Simple steps can help ease the pain of migraines
The humble headache has a lot to answer for. Those folks over at the World Health Organization (WHO) say that in developed countries tension-type headache alone affects two-thirds of adult males and over 80 per cent of females. Migraine prevalence suggests that for every one million people, an average of 3,000 suffer migraine attacks every day. Less well recognised is the toll of chronic daily headache: up to one adult in 20 has a headache every day. That's a lot of sore heads.
The common response to the headache is to reach for the Tylenol or aspirin and get on with things - an approach that treats the symptom rather than the cause. However, it is the migraine sufferer who demands most sympathy. The fact is that migraines cannot be understood with adjectives alone. When I thought I was in labour with my first baby, a nurse said to me: "Dear, you'll know when you are in real labour." Similarly, it is nigh on impossible for those who suffer with the odd headache to understand the real pain that migraine sufferers can experience.
A migraine can last from hours to days and can occur as often as daily or as infrequently as yearly. Other neurological symptoms such as weakness, marching numbness, clumsiness, language problems and confusion may occur in a minority of migraine patients with or without headache. The latter symptoms can often be difficult to differentiate from stroke and in fact, migraines can be associated with an increased risk of stroke. Migraine headache associated with neurological symptoms is now an accepted stroke risk factor.
According to WHO, migraine sufferers have a reduced capacity for social and work activity and depression is three times more common in people with migraine or severe headaches than in healthy individuals. Those who suffer regularly with migraine attacks are well used to being on high alert for early warning signs such as light sensitivity (photophobia), sound sensitivity (sonophobia) or loss of vision, yet studies show that taking care over a menu could be much more effective.

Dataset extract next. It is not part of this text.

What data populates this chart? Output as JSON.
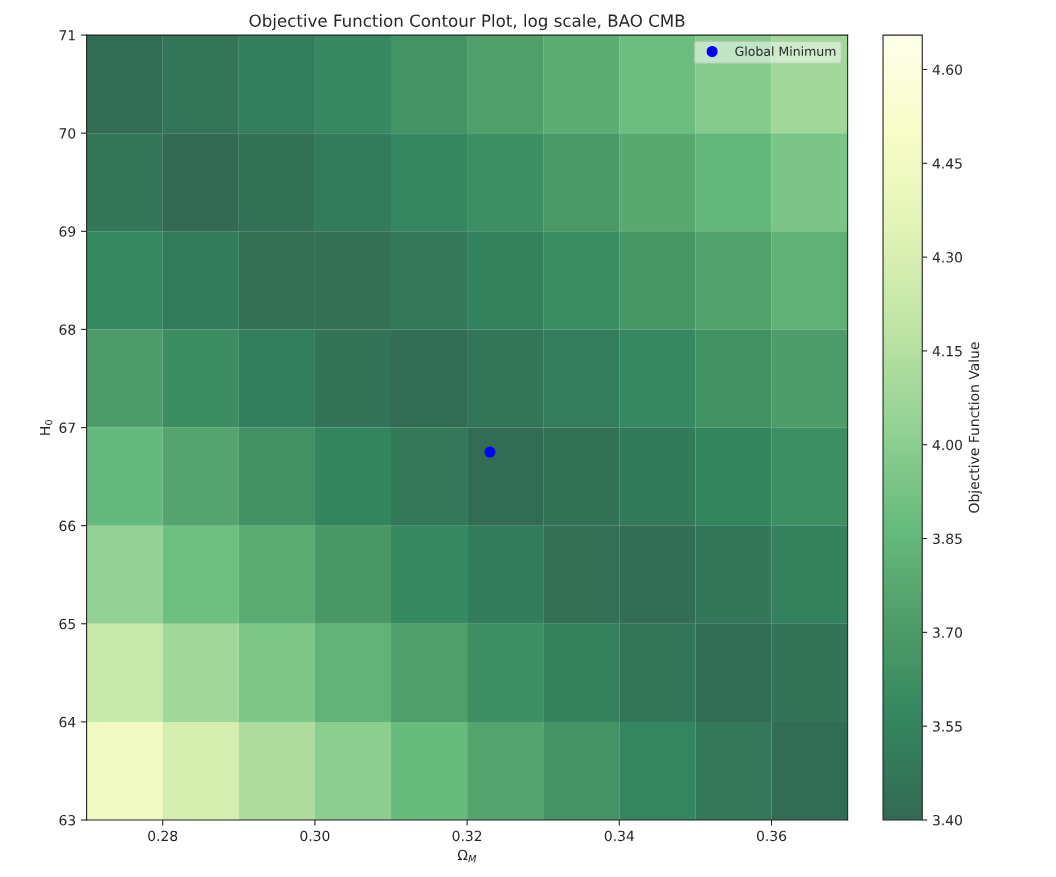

The causes of migraines remain relative obscure, but a simple, cheap nutritional treatment has been proven to reduce both the intensity and frequency of migraine headaches by at least 50 per cent. This migraine sufferer's welcome support comes in the form of vitamin B2, a water-soluble vitamin otherwise known as riboflavin, which is known to improve cellular energy production. B2's role in the migraine conundrum is to shore up the deficit of mitochondrial energy that plays a role in development of migraines.

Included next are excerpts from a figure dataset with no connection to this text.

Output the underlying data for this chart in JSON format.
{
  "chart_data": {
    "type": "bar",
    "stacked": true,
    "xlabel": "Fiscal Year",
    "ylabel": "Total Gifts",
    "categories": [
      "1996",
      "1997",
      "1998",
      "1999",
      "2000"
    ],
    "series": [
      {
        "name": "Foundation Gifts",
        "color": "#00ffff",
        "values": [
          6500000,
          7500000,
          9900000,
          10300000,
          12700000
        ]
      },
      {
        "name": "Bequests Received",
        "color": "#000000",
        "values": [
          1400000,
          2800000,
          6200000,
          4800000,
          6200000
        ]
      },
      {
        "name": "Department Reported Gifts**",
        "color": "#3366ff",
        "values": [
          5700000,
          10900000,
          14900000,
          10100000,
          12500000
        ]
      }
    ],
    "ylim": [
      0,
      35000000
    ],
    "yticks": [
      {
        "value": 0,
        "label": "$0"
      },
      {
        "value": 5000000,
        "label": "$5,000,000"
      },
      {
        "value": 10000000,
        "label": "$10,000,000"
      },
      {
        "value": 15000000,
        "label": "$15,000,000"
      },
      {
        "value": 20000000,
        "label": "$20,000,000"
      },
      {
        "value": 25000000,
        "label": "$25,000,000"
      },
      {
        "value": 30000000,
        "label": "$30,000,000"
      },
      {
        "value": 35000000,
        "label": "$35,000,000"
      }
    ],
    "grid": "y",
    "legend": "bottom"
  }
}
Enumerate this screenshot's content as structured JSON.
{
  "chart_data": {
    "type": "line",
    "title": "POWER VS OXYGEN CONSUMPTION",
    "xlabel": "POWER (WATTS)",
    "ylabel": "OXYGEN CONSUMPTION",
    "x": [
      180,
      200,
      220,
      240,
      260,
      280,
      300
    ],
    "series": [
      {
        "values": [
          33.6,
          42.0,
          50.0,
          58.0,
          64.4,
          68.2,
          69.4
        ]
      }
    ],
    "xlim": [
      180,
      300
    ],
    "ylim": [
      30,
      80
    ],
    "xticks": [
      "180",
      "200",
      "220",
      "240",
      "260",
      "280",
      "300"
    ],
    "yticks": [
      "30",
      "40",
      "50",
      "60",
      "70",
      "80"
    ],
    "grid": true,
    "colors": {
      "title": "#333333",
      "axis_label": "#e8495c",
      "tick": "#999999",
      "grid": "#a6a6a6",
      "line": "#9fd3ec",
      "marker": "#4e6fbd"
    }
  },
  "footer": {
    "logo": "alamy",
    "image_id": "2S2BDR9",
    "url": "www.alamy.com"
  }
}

In a three-month trial published by the periodical Neurology, 55 patients with migraine headaches were given either riboflavin or a placebo. Riboflavin was superior to placebo in reducing attack frequency and headache days. Only 15 per cent of the subjects taking a placebo improved, but 59 per cent of the riboflavin group experienced at least a 50 per cent improvement. Riboflavin, like many of the other B vitamins, is found in tasty and readily available health foods such as wheatgerm and bee pollen, both of which can be taken by the teaspoon or sprinkled on food.
Like riboflavin, coenzyme Q10 improves mitochondrial energy metabolism and has also produced similarly good results in migraine sufferers in double blind, randomised, placebo-controlled trials. The downside is that the effects appear to take up to three months to take hold. It's important for those prone to headaches to pay attention to their whole diet, not just supplements. The fact is a romantic meal, complete with cheese board and a cup of java, is likely to kick off a number of triggers before the night is out.

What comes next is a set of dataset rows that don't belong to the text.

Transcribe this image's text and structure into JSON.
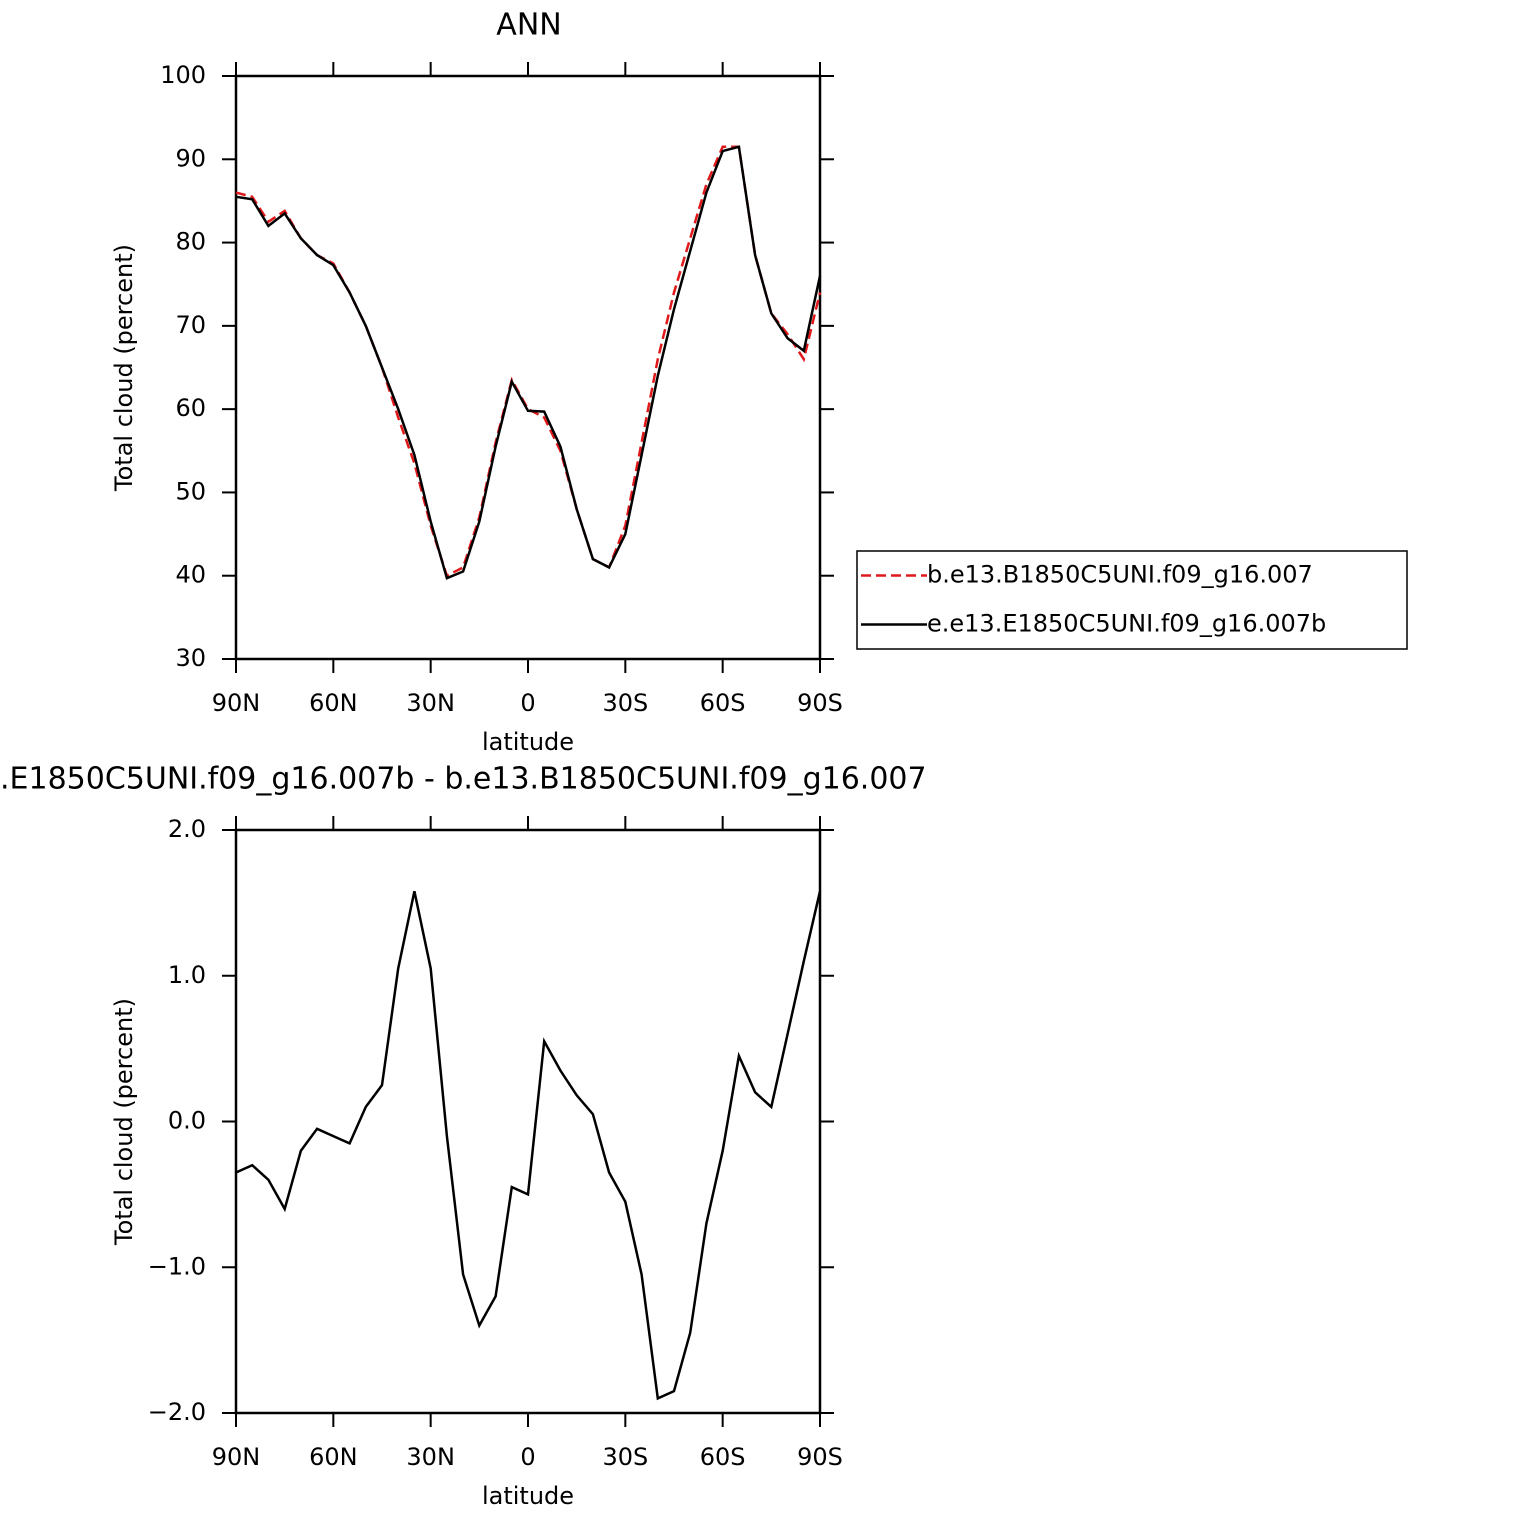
{
  "chart_data": [
    {
      "type": "line",
      "title": "ANN",
      "xlabel": "latitude",
      "ylabel": "Total cloud (percent)",
      "x": [
        90,
        85,
        80,
        75,
        70,
        65,
        60,
        55,
        50,
        45,
        40,
        35,
        30,
        25,
        20,
        15,
        10,
        5,
        0,
        -5,
        -10,
        -15,
        -20,
        -25,
        -30,
        -35,
        -40,
        -45,
        -50,
        -55,
        -60,
        -65,
        -70,
        -75,
        -80,
        -85,
        -90
      ],
      "xlim": [
        90,
        -90
      ],
      "xticks": [
        {
          "value": 90,
          "label": "90N"
        },
        {
          "value": 60,
          "label": "60N"
        },
        {
          "value": 30,
          "label": "30N"
        },
        0,
        {
          "value": -30,
          "label": "30S"
        },
        {
          "value": -60,
          "label": "60S"
        },
        {
          "value": -90,
          "label": "90S"
        }
      ],
      "ylim": [
        30,
        100
      ],
      "yticks": [
        30,
        40,
        50,
        60,
        70,
        80,
        90,
        100
      ],
      "legend": "right",
      "series": [
        {
          "name": "b.e13.B1850C5UNI.f09_g16.007",
          "color": "#e0191b",
          "line_style": "dashed",
          "values": [
            86,
            85.5,
            82.5,
            83.8,
            80.5,
            78.5,
            77.5,
            74,
            70,
            65,
            59,
            53.5,
            46,
            40,
            41,
            47,
            56,
            63.5,
            60,
            59,
            55,
            48,
            42,
            41,
            46,
            56,
            66,
            74,
            80.5,
            87,
            91.5,
            91.5,
            78.5,
            71.5,
            69,
            66,
            74
          ]
        },
        {
          "name": "e.e13.E1850C5UNI.f09_g16.007b",
          "color": "#000000",
          "line_style": "solid",
          "values": [
            85.5,
            85.2,
            82,
            83.5,
            80.5,
            78.5,
            77.3,
            74,
            70,
            65,
            60,
            54.5,
            46.5,
            39.7,
            40.5,
            46.5,
            55.5,
            63.3,
            59.8,
            59.7,
            55.5,
            48,
            42,
            41,
            45,
            54.5,
            64,
            72,
            79,
            86,
            91,
            91.5,
            78.5,
            71.5,
            68.5,
            67,
            76
          ]
        }
      ]
    },
    {
      "type": "line",
      "title": ".E1850C5UNI.f09_g16.007b - b.e13.B1850C5UNI.f09_g16.007",
      "xlabel": "latitude",
      "ylabel": "Total cloud (percent)",
      "x": [
        90,
        85,
        80,
        75,
        70,
        65,
        60,
        55,
        50,
        45,
        40,
        35,
        30,
        25,
        20,
        15,
        10,
        5,
        0,
        -5,
        -10,
        -15,
        -20,
        -25,
        -30,
        -35,
        -40,
        -45,
        -50,
        -55,
        -60,
        -65,
        -70,
        -75,
        -80,
        -85,
        -90
      ],
      "xlim": [
        90,
        -90
      ],
      "xticks": [
        {
          "value": 90,
          "label": "90N"
        },
        {
          "value": 60,
          "label": "60N"
        },
        {
          "value": 30,
          "label": "30N"
        },
        0,
        {
          "value": -30,
          "label": "30S"
        },
        {
          "value": -60,
          "label": "60S"
        },
        {
          "value": -90,
          "label": "90S"
        }
      ],
      "ylim": [
        -2,
        2
      ],
      "yticks": [
        {
          "value": -2,
          "label": "−2.0"
        },
        {
          "value": -1,
          "label": "−1.0"
        },
        {
          "value": 0,
          "label": "0.0"
        },
        {
          "value": 1,
          "label": "1.0"
        },
        {
          "value": 2,
          "label": "2.0"
        }
      ],
      "series": [
        {
          "color": "#000000",
          "line_style": "solid",
          "values": [
            -0.35,
            -0.3,
            -0.4,
            -0.6,
            -0.2,
            -0.05,
            -0.1,
            -0.15,
            0.1,
            0.25,
            1.05,
            1.58,
            1.05,
            -0.1,
            -1.05,
            -1.4,
            -1.2,
            -0.45,
            -0.5,
            0.55,
            0.35,
            0.18,
            0.05,
            -0.35,
            -0.55,
            -1.05,
            -1.9,
            -1.85,
            -1.45,
            -0.7,
            -0.2,
            0.45,
            0.2,
            0.1,
            0.6,
            1.1,
            1.58
          ]
        }
      ]
    }
  ]
}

Orange cheeses containing tyramine (eg cheddar cheese), preservatives, monosodium glutamate and peanuts are only a few of the many common known precipitants of migraines. A food diary can help determine which of these applies or a straightforward food allergy test can help to clarify things. End a meal with caffeine and you'll ignite a true love/hate relationship. Although caffeine can actually abort an existing migraine in the long-term, regular caffeine can aggravate the chronic headache problem. A gradual reduction in caffeine consumption is always preferable to going cold turkey since - yes, you've guessed it - that can cause a headache too.